Tam muafiyet ise AB İç Emisyon Ticaret Sistemi'ne katılım veya AB ETS ile bağlantılı bir sistemin kurulması ile elde edilebilir. Örneğin, Norveç ve İsviçre bu şekilde SKDM'den muaf tutulmuştur. Türkiye ise 2024 yılı sonunda bir pilot emisyon ticaret sistemi başlatmayı hedeflemekte ve SKDM başlangıç tarihinde bu sistemin birinci fazına geçmeyi planlamaktadır. Türkiye'nin oluşturmayı düşündüğü ulusal emisyon ticaret sistemi, AB ETS ile eşdeğer bir yönteminin uygulanması sayesinde SKDM'den indirimli yararlanma ve ülkemizin olumsuz etkilerden mümkün olduğunca az etkilenmesi açısından önemlidir.

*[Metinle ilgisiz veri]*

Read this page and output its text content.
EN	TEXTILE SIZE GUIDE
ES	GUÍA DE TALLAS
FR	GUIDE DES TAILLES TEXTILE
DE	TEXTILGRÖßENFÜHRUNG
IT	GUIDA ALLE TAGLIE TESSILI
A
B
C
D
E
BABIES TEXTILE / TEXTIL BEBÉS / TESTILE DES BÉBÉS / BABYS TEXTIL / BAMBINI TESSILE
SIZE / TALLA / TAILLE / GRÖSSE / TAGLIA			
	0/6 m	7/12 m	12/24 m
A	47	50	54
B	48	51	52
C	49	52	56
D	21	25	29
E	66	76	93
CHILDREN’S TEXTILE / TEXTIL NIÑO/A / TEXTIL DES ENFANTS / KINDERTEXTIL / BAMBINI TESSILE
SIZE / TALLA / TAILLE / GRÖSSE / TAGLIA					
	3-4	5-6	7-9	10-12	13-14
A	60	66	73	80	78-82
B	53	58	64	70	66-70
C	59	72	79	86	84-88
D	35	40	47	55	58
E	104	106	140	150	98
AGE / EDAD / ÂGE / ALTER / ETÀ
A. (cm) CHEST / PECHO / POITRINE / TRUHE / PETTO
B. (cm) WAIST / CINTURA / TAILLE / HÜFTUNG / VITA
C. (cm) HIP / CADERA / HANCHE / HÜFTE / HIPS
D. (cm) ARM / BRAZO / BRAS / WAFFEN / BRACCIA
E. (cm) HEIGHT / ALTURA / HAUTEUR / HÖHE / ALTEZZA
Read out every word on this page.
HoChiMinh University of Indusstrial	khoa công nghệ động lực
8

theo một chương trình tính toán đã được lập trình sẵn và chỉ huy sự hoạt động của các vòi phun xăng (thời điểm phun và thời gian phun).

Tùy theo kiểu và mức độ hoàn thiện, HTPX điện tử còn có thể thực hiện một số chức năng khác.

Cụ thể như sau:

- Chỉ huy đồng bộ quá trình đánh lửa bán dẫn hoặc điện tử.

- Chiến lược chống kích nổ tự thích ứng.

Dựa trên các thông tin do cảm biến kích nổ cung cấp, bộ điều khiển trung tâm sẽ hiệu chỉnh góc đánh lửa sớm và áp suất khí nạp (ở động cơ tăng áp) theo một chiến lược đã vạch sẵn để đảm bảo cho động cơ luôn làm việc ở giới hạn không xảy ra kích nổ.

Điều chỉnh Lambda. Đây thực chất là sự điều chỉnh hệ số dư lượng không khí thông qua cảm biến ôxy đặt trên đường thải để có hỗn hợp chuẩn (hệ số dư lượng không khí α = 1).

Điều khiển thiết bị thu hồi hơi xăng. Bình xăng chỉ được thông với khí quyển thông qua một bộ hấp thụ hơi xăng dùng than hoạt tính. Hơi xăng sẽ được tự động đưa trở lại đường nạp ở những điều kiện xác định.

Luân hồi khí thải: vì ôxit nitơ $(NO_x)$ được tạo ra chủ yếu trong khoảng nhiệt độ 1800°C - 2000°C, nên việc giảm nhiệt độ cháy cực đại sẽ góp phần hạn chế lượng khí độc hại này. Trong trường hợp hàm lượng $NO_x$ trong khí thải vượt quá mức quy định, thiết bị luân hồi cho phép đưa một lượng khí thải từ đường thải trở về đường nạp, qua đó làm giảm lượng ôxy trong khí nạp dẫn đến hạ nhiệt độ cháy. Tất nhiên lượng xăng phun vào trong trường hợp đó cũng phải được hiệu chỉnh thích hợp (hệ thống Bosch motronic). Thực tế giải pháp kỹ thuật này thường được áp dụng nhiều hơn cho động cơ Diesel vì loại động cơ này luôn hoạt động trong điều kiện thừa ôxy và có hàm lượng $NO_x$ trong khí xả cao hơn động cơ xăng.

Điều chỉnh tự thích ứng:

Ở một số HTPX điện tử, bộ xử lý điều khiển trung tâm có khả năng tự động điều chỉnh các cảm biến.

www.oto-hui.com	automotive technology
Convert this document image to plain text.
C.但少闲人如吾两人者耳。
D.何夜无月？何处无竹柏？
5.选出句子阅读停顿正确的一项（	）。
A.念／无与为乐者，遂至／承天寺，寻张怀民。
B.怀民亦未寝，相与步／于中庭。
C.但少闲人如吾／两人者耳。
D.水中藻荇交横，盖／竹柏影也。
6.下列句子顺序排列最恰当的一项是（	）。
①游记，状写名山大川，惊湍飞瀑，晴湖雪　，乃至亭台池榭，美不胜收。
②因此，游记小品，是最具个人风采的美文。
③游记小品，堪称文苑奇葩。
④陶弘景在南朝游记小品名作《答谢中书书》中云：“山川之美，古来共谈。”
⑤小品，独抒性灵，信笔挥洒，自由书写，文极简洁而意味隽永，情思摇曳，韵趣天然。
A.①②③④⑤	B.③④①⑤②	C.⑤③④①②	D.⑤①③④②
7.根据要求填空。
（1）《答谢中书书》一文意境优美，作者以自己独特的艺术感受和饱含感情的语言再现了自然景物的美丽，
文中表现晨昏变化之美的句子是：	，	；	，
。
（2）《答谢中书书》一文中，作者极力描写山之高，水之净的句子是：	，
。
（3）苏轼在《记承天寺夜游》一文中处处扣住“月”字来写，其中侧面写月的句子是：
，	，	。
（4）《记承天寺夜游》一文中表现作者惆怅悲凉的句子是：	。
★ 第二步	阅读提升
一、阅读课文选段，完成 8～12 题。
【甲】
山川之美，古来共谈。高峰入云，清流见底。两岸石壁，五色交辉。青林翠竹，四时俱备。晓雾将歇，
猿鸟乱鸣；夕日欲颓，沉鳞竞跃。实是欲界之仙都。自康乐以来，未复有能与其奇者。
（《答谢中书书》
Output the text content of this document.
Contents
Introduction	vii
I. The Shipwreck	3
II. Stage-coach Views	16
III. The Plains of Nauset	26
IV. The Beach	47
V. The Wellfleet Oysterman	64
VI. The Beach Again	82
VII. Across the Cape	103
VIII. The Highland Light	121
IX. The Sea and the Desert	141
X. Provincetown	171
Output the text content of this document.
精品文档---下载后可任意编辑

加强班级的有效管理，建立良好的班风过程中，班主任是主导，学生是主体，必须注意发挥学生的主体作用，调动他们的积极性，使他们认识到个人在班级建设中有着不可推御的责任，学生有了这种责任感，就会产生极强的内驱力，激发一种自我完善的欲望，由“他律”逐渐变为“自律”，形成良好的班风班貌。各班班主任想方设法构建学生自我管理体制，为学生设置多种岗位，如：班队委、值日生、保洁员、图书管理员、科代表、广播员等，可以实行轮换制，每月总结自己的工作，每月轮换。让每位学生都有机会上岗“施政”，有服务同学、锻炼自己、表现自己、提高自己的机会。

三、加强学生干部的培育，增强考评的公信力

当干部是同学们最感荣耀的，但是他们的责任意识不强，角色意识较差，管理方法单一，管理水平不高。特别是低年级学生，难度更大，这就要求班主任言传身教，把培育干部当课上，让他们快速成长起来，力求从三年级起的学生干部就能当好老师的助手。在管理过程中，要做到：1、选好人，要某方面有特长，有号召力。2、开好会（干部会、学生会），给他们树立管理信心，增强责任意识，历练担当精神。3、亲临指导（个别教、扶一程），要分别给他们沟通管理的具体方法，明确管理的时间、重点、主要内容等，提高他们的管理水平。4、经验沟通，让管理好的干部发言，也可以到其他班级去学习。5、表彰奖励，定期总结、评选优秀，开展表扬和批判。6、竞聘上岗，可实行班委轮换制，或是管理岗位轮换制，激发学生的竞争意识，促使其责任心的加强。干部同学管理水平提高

Ücretsiz Kirletme Hakları (Serbest Tahsisat): İlgili otoriteler tarafından belirli işletmelere verilen ücretsiz kirletme hakları, birinci yol olarak karşımıza çıkar. Bu haklar, belirli bir sektörün toplam emisyonlarının belirli bir yüzdesini temsil eder. İlgili otoriteler, bu hakları işletmelere, geçmiş yıllardaki emisyonlarını göz önünde bulundurarak dağıtır.
Açık Artırma Yoluyla Satış: İkinci yol, karbon haklarını açık artırmayla satmaktır. Bu durumda, işletmeler veya ilgili otoriteler, karbon haklarını açık artırmada satışa sunarlar. Bu şekilde, emisyon hakları pazar fiyatına göre belirlenir ve ticaret yapılır.
Alım-Satım İşlemleri: Üçüncü yol, işletmelerin emisyon haklarını ETS içindeki diğer aktörlerden belirli bir ücret karşılığında satın almalarını içerir. Bu yöntem, ticari aktörler arasında karbon tahsisatlarının alınıp satılmasını sağlar ve piyasa fiyatını etkiler.
Dünya genelinde, 39 ulusal ve 23 bölgesel ETS mevcuttur. Özellikle Çin ve Japonya gibi ülkeler bölgesel ETS örnekleri sunarken, Güney Kore ve Yeni Zelanda gibi ülkeler de ulusal ETS uygulamaktadır. Dünyanın en büyük karbon pazarı olan Avrupa Emisyon Ticareti Sistemi (AB ETS), 2005 yılından bu yana faaliyette olup yılda 2 milyar tonun üzerinde karbondioksit emisyonunu kapsamaktadır. AB ETS, 31 ülkede uygulanmakta olup enerji sektörü, yanma tesisleri, petrol rafinerileri, demir-çelik ve diğer endüstriyel faaliyetler gibi birçok sektörü içermektedir. İsviçre, AB ETS ile ilişkilendirilen ilk ülke olarak tarihinde bir adım atmıştır. Bu ilişkilendirme, iki sistemin emisyon tahsisatlarının karşılıklı olarak tanınmasını sağlamıştır.